We say ‘a small business’, which of course it is, but in the past months we do seem to have suddenly grown. As well as invaluable part-timers and a succession of helpful work experience people, we have a new addition to the full-time staff – Richard, who’s joined us from university and spends part of the week helping here in various ways and part of the week serving in the shop. He’s done sterling work on the Slightly Foxed Catalogue, which we hope has reached you all by now and is providing ideas for some additional winter reading and possible Christmas presents. Tony and the bookshop staff are standing by for any orders you may have.

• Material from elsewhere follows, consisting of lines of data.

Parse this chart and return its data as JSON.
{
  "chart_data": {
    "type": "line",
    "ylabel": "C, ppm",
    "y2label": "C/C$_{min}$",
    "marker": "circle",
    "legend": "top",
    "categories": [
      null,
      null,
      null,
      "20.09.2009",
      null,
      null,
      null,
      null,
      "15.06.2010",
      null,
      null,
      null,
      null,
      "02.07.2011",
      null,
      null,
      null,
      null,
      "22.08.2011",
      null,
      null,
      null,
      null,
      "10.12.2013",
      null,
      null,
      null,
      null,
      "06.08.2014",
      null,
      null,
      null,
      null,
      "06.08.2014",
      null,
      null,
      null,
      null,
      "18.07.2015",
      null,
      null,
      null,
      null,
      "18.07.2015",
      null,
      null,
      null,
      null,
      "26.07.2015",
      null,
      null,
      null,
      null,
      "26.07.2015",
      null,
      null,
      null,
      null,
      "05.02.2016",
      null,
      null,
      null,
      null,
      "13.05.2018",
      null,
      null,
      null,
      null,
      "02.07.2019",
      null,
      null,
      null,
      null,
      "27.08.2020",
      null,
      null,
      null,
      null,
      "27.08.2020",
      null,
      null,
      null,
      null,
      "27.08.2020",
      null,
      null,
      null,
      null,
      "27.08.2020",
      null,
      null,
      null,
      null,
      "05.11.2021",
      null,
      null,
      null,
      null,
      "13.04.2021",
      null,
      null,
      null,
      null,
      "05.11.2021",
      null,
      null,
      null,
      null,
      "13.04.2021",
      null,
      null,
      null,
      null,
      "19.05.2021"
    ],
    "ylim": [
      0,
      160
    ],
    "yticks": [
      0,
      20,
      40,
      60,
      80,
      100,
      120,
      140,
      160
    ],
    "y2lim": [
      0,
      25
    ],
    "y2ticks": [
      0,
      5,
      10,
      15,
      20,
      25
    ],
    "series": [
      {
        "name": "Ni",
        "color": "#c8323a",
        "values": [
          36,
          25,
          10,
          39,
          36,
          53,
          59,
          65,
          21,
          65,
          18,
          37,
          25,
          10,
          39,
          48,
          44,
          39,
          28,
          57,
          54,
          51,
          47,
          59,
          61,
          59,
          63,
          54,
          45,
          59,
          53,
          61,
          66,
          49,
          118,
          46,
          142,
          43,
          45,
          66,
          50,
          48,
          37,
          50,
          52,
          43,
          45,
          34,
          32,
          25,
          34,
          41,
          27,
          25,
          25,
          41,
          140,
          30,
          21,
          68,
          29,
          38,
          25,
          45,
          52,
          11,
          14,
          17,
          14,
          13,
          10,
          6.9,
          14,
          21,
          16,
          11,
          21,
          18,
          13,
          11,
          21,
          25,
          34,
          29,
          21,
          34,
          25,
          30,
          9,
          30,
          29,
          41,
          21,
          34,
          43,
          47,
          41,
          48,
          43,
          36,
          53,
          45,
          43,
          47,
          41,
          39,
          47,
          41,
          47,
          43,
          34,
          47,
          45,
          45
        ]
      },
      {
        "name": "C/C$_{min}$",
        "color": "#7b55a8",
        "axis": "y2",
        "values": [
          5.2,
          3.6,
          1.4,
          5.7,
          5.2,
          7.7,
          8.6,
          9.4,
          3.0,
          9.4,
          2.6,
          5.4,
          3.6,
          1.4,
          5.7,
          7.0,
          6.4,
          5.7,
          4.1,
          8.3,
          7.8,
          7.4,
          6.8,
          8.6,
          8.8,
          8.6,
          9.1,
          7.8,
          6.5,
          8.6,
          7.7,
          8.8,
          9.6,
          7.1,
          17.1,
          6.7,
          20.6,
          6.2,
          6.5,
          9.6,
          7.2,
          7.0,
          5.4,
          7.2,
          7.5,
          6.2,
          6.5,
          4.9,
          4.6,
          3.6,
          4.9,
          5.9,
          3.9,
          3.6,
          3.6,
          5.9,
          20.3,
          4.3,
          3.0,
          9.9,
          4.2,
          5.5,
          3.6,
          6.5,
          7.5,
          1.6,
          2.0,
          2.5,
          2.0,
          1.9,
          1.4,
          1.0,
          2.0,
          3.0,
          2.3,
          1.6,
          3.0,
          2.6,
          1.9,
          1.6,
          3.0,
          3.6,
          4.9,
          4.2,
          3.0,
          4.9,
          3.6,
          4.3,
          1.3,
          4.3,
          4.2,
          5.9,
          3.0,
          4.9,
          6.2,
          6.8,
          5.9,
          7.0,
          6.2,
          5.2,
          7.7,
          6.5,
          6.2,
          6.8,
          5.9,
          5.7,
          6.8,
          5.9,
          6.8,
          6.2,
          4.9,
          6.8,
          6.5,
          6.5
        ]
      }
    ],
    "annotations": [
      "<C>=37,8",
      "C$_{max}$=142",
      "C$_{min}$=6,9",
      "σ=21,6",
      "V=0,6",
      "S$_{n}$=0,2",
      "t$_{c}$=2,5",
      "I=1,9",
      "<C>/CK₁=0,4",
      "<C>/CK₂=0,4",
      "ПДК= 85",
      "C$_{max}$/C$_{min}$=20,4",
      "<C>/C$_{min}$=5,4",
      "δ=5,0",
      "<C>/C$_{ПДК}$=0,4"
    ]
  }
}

Another development is the revival this year of the Christmas Fox – in a larger, more readable format. Those of you who’ve been with us from early on may remember the first two in this series – little paperbound pieces of original writing which (at £5) stand beautifully on their own as small presents or elegant substitutes for a card. We gave ourselves a break in order to establish the Slightly Foxed Editions, but this year our regular contributor and award-winning short-story writer Linda Leatherbarrow came up with a story we found irresistible. Between the Lines features two rather solitary people, a cat and a printing press – we loved it and think you will too.
We’re also especially pleased with the latest of the Slightly Foxed Editions, the author-illustrator Edward Ardizzone’s memoir of his Edwardian childhood, The Young Ardizzone (see p. 14). Written with the mixture of gentle humour and sharp observation that characterizes his drawings, and illustrated on almost every page, it tells the story of a somewhat peripatetic childhood spent, with his brother and sister, in the care of their much-loved but irascible grandmother while his parents were mainly absent in the Far East, where his father was a telegraph engineer. A must for fans of Ardizzone, young and old, and an excellent introduction for those who haven’t yet discovered him.
And finally, by popular request, another literary Christmas crossword. You’ll find it tucked into this issue. Entries should reach us no later than 14 January, and the first correct one to be drawn out of a hat will receive a year’s free subscription.
So put your feet up, charge your glass with something cheering and escape, for a moment, troubling thoughts of government cuts, global warming, the challenge of the e-book and other similar worries. As always, we do thank you for your loyalty and send you our very best wishes for the coming year.